È questa la società aperta sognata da molti? Questo ideale, senz’altro nobile in una società veramente sensibile ai diritti umani, nella nostra realtà si ammanta di umanità e filantropismo, mentre nasconde il suo vero volto fatto di sfruttamento e di strumento di crescita delle disuguaglianze.

Il commercio di esseri umani rappresenta, perciò, un’attività molto redditizia per l’economia del nostro paese, e non solo. Infatti, comincia a fruttare già nel paese d’origine dove qualcuno guadagna nel momento in cui arruola uomini, donne e bambini da far arrivare in Libia. Qui interviene un altro manipolo di delinquenti che si fa pagare per la traversata del Canale di Sicilia che rappresenta una vera e propria sfida contro la morte che molti, puntualmente, trovano nel Mediterraneo. Giunti in Sicilia e nel Meridione del nostro paese, molti di loro vengono arruolati dalle mafie locali per essere sfruttati nei campi o per attività illecite. Nonostante una legge lo proibisca, il caporalato gode di ottima salute.

Le ragazze vengono allettate, nei paesi di origine, con la prospettiva di un lavoro, per poi finire, spesso, sui marciapiedi.

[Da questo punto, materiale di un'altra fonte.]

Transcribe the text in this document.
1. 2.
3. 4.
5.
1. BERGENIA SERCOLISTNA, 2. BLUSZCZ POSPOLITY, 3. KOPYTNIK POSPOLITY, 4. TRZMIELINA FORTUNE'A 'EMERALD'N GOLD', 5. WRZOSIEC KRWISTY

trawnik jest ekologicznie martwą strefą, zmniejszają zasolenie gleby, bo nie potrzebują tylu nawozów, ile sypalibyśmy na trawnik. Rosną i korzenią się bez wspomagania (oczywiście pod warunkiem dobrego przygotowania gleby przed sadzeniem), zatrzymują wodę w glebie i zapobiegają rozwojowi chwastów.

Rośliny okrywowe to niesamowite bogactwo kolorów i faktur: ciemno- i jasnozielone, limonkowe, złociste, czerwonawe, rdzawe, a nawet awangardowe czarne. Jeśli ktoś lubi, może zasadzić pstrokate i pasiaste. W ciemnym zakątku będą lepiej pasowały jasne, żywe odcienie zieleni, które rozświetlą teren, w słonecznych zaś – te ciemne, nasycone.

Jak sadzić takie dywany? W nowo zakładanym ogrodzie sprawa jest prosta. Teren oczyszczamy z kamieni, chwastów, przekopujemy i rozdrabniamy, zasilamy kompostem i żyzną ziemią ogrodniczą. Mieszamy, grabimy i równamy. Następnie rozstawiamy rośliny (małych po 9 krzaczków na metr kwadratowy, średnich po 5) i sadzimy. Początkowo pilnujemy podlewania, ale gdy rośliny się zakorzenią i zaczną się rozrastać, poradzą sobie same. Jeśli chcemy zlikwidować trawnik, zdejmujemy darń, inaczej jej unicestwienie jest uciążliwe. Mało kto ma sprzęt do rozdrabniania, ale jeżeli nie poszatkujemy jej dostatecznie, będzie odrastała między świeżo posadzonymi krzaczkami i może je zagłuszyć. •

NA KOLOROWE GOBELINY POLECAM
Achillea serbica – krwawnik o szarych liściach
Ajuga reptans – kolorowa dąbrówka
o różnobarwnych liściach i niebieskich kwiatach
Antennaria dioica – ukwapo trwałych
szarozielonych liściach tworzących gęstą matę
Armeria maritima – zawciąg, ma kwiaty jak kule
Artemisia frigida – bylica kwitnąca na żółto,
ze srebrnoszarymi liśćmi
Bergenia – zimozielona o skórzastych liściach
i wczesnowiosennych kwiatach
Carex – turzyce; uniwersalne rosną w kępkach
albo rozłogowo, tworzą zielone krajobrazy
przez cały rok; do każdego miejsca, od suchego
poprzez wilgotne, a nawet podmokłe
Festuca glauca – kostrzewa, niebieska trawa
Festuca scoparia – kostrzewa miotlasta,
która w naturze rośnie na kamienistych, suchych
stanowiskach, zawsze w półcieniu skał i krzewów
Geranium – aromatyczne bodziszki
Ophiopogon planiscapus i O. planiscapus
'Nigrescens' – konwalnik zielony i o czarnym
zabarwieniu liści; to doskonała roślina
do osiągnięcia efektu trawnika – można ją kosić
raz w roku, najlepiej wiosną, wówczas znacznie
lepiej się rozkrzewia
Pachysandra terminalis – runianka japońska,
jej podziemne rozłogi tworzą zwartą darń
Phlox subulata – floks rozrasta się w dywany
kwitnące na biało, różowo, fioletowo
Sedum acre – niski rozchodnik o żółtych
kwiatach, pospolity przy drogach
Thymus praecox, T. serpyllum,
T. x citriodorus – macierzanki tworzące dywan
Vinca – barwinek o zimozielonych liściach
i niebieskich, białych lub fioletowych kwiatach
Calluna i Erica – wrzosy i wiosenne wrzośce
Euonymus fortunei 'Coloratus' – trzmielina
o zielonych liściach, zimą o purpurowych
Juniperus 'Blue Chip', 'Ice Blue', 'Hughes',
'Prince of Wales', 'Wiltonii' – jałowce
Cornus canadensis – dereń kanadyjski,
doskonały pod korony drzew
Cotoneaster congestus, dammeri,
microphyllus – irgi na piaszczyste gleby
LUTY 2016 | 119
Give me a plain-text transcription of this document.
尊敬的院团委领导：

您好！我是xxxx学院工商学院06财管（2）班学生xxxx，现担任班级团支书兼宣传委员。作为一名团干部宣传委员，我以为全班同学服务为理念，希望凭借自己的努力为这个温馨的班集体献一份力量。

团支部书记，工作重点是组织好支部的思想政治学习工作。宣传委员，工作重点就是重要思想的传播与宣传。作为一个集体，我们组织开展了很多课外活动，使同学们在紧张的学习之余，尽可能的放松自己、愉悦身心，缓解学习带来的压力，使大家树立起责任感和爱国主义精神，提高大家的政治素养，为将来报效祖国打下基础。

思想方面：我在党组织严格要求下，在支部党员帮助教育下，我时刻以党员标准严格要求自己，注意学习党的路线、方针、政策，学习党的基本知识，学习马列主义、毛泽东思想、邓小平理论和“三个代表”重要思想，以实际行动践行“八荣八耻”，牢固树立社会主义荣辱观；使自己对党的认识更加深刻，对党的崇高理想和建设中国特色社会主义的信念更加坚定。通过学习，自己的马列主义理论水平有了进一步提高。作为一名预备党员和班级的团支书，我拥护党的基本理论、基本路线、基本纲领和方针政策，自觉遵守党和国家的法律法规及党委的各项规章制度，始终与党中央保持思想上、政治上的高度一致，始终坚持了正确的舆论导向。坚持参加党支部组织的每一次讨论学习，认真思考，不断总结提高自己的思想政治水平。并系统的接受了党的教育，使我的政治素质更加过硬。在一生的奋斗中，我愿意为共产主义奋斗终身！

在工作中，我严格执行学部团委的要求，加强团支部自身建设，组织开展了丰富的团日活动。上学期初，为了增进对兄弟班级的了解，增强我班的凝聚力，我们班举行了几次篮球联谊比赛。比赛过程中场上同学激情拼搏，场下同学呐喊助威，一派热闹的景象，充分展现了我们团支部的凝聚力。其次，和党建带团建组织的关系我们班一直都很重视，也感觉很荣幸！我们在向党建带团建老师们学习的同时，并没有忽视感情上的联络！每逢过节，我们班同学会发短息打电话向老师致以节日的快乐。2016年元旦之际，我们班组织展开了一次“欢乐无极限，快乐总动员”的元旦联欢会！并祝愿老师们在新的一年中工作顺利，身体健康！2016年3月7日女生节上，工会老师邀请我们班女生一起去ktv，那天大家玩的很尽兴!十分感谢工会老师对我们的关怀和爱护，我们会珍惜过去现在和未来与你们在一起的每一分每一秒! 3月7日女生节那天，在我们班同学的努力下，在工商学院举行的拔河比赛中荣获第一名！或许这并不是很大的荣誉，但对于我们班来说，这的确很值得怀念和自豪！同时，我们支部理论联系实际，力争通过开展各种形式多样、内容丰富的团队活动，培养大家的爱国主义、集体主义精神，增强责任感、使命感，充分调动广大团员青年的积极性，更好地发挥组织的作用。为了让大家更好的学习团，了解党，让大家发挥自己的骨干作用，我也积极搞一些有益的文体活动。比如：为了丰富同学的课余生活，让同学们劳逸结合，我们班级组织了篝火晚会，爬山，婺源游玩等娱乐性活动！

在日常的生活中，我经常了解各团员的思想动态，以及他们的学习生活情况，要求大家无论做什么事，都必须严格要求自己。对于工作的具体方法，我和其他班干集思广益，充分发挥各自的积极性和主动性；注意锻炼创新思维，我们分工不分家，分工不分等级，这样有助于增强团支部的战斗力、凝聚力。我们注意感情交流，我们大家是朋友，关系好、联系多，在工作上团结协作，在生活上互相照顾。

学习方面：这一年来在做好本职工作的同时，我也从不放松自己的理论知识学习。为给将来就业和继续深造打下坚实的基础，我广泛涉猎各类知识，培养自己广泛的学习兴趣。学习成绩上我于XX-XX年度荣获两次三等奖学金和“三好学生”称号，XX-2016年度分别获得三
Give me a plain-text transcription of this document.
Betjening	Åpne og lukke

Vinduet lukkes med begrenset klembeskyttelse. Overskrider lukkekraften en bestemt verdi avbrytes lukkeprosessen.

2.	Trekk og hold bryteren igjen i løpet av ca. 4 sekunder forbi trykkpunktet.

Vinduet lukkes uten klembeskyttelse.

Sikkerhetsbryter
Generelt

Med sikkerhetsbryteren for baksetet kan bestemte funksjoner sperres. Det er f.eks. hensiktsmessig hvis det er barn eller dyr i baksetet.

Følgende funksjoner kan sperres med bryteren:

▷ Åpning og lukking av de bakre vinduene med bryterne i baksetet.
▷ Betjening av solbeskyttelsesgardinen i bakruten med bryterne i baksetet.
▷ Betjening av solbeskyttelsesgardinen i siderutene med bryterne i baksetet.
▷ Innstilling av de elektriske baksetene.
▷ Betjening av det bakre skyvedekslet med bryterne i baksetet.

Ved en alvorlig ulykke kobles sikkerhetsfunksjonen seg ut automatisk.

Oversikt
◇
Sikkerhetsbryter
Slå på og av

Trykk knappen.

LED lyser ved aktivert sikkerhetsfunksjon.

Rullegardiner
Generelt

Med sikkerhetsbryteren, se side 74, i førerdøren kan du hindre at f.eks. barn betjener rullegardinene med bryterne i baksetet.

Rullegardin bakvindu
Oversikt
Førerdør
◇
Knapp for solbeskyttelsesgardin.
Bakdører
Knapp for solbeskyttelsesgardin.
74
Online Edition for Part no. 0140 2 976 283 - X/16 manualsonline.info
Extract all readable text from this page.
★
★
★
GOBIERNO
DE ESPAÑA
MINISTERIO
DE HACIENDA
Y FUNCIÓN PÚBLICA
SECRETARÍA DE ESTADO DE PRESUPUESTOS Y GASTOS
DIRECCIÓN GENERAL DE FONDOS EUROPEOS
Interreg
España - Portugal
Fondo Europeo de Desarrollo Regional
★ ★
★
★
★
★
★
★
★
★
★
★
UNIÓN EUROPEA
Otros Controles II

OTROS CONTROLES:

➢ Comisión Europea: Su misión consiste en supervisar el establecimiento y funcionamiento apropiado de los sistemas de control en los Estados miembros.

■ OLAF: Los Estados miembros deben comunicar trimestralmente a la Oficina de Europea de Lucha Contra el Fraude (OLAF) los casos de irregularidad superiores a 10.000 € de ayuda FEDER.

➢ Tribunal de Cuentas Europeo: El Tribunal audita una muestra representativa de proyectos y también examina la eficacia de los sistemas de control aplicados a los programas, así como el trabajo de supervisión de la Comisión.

Tanti bambini muoiono durante la traversata e quelli che ce la fanno spesso rimangono orfani, o addirittura vengono affidati, alla partenza, ad altri adulti, nella speranza che, giunti in Europa, possano avere un futuro migliore di quello che la loro terra può offrire loro.

Fin qui credo di non avere scritto niente di nuovo.

Ciò che viene metodicamente oscurata è la battaglia che molti intellettuali africani stanno combattendo per  sradicare dalla mentalità dei loro conterranei l’idea di un’Europa terra di libertà e benessere. 

Sono ormai diverse le organizzazioni che si sono poste l’obiettivo di restituire l’Africa agli africani, ritrovando quell’orgoglio che gli europei, e non solo loro, hanno umiliato.

Anche lo slogan “aiutiamoli a casa loro” ha mostrato il suo vero volto: un altro modo per tenere asservita l’economia africana agli interessi delle grandi multinazionali e dei paesi già ricchi.

“Non vogliamo essere aiutati!” è il grido di dolore che viene dall’Africa. Quando, però, qualcuno ha provato a sganciarsi dalle politiche di sfruttamento perpetrate dalle grandi potenze di Europa, Usa e Cina, ha pagato con la vita. Patrice Lumumba è stato uno di questi. Non era un comunista né un sovversivo , ma aveva avuto il torto di avere fondato un partito nazionale, il Mouvement National Congolais, deciso a farla finita con lo sfruttamento delle grandi risorse del Congo da parte di potenze straniere. Democraticamente eletto nel giugno del 1960 primo ministro, destituito qualche mese dopo senza passare attraverso un voto parlamentare, viene ucciso nel gennaio del 1961.

Seppur da premesse diverse e da una posizione di grande forza che gli derivava dalla gestione dispotica del suo potere, anche il colonnello Gheddafi ha pagato con la morte. A sentire l’informazione mainstream per liberare il paese da un dittatore sanguinario, cosa peraltro vera, mentre, in realtà, ha pagato per la politica di rifiuto della “tutela” di altri paesi, come la Francia, che con la sua moneta CFA continua a tenere sotto scacco le economie delle ex colonie. 

Ed allora, che si giochi a carte scoperte questa partita perché, con l’alibi dell’obbligo morale di aiutare questi diseredati, si continuano a perpetrare politiche di sfruttamento che intellettuali avveduti e onesti, non servi, di quella che è stata definita “servitù volontaria”, dovrebbero e potrebbero facilmente smascherare.